Explaining the offer on the table, Moss continued:

“Our offer to employees remains an increase in basic pay of 8% backdated to 1st January 2023 and we have requested greater flexibility and harmonisation for all employees at the level of 40 hours per working week. Out of a total of 91 factory colleagues at the Darlington site 54 are already working 40 hours and we are requesting 37 employees to marginally increase their working week from 37.5 hours to 40 hours and of course be paid for so doing. The result of the uplift in hours and harmonisation is a pay increase of between 15.2% and 17.5%, for the majority of factory-based colleagues. This has been rejected repeatedly by Unite, with zero flexibility in their responses. I also want to put on record that what has been stated by Unite as a grossly detrimental change to the sick pay scheme, applicable to all employees at the site, is in fact an adjustment for some, but an improvement for many. The sick pay scheme is still amongst the best in the sector. It is sad that Unite continuously and consistently seem unable to engage positively to support us in securing the future of the employees at the Darlington site.”

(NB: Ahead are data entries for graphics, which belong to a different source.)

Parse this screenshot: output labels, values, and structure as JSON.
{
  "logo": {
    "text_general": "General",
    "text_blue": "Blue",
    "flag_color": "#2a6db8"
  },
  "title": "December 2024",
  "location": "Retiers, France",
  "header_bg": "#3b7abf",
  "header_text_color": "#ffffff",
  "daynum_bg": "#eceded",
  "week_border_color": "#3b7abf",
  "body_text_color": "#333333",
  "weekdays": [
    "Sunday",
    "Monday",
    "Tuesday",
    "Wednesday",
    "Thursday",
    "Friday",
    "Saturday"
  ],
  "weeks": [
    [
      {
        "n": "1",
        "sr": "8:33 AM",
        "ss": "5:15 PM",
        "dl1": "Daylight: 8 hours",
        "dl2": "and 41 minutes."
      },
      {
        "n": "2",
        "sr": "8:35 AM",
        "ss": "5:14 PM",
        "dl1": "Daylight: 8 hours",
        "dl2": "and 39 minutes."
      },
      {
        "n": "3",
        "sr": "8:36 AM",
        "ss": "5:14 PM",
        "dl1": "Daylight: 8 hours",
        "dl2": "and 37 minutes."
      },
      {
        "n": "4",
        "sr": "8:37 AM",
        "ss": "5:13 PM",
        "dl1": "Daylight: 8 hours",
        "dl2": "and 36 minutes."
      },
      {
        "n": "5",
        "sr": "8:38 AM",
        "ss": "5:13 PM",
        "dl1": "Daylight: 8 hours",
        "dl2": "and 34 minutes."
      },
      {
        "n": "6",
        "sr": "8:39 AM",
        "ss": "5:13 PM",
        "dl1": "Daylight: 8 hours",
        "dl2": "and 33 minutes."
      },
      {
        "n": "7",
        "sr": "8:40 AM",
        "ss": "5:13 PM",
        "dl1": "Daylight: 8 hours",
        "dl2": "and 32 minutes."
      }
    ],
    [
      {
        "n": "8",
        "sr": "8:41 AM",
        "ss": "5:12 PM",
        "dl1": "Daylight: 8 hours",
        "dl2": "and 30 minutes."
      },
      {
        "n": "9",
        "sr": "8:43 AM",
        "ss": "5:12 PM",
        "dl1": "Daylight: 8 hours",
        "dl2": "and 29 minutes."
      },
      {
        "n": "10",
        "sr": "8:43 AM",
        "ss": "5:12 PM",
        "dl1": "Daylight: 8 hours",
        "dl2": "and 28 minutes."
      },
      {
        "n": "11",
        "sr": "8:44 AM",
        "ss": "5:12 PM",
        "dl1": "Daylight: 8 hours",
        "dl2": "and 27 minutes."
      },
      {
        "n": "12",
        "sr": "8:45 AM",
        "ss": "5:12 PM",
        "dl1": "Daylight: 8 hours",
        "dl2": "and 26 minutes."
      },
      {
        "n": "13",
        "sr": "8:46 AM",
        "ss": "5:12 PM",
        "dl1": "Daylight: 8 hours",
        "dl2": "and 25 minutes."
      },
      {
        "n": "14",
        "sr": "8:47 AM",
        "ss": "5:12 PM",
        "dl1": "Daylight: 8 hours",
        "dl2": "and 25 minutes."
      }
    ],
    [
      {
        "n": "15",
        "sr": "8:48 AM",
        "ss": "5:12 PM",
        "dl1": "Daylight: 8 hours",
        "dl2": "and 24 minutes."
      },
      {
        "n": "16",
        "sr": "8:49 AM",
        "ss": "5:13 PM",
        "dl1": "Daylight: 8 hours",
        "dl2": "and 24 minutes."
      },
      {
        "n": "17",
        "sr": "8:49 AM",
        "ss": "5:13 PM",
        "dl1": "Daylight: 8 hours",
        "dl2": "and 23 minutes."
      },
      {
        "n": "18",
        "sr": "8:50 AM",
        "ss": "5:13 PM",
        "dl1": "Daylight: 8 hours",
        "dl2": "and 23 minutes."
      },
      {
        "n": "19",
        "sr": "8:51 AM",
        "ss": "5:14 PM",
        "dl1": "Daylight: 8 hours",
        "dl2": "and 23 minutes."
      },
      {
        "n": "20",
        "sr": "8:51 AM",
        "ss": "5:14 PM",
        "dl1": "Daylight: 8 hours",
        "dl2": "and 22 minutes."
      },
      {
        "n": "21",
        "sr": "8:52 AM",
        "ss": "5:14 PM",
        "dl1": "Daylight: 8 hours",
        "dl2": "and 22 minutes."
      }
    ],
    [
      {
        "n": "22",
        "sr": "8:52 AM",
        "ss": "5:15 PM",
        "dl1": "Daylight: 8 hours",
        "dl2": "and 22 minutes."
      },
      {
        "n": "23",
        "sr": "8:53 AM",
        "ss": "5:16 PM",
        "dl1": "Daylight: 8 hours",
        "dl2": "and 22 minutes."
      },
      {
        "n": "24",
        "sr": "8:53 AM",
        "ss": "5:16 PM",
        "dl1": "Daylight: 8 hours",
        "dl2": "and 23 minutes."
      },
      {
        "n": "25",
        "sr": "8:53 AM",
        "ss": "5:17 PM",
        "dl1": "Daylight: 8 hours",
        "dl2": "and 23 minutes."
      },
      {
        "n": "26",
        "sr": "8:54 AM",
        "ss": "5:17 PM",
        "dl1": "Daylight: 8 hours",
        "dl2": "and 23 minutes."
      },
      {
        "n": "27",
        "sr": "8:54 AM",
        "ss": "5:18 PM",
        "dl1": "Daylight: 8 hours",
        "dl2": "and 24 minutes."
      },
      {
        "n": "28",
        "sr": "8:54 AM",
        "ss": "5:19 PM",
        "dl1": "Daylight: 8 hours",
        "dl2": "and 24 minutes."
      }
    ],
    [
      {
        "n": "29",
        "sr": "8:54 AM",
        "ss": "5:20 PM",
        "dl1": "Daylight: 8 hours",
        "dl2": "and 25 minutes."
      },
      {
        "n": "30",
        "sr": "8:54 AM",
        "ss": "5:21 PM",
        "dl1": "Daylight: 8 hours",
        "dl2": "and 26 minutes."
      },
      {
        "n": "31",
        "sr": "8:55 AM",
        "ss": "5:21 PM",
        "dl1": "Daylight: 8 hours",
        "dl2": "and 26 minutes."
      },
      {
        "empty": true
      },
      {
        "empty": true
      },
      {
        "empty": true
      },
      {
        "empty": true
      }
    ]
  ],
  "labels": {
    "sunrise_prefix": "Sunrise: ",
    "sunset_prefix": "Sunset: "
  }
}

Earlier this week, Unite General Secretary Sharon Graham said: 

“Cepac’s actions are all about greed, not need. This is a company that can make a fair pay offer but is attempting to boost its profits by making its employees work longer and under worse conditions.”

Moss, however, said that the action was leading to “severe consequences” in Darlington:

“We have explained very carefully, at every opportunity, to Unite and our employees’ representatives that our customers must ensure they have packaging. We are not the only supplier in the sector, which is fiercely competitive, and our customers will of course need to source elsewhere, if we are unable to supply them, or indeed there is a prospect of a lack of supply, which has been the case since Unite commenced the threat of industrial action several months ago. Regrettably the negative impacts on the business of the extended dispute now forces us to take action to minimise job losses and secure our business transformation into new sectors. 

“The Company is proposing to restructure the site and operate a differently shaped business. We will focus upon business transformation, growing into highly sustainable packaging formats, with a reduced requirement for complex print and increased investment on specialist coatings, corrugation, lamination, die-cutting and gluing. It is also anticipated that we shall see continued growth in Digital printing. I must emphasise that we shall of course work with all existing print customers to support transition to other areas of our business and to alternative suppliers, if that is required, over the coming weeks and months.”

He said that the Darlington site “still has a promising future” but reaffirmed there was a “potential likelihood of in excess of 60 redundancies at Cepac Darlington and consultation will commence immediately with employee representatives. 

“We are still committed to investment for the future into new technologies, developing the business and offering secure long-term employment, as we move into a new and exciting future. The need to change is of paramount importance to be successful and grow. Sadly the structures, practices and technologies of the past 40 years are no longer applicable in the 21st century.”


The company reported gross profits of £34m for the year ended 2021.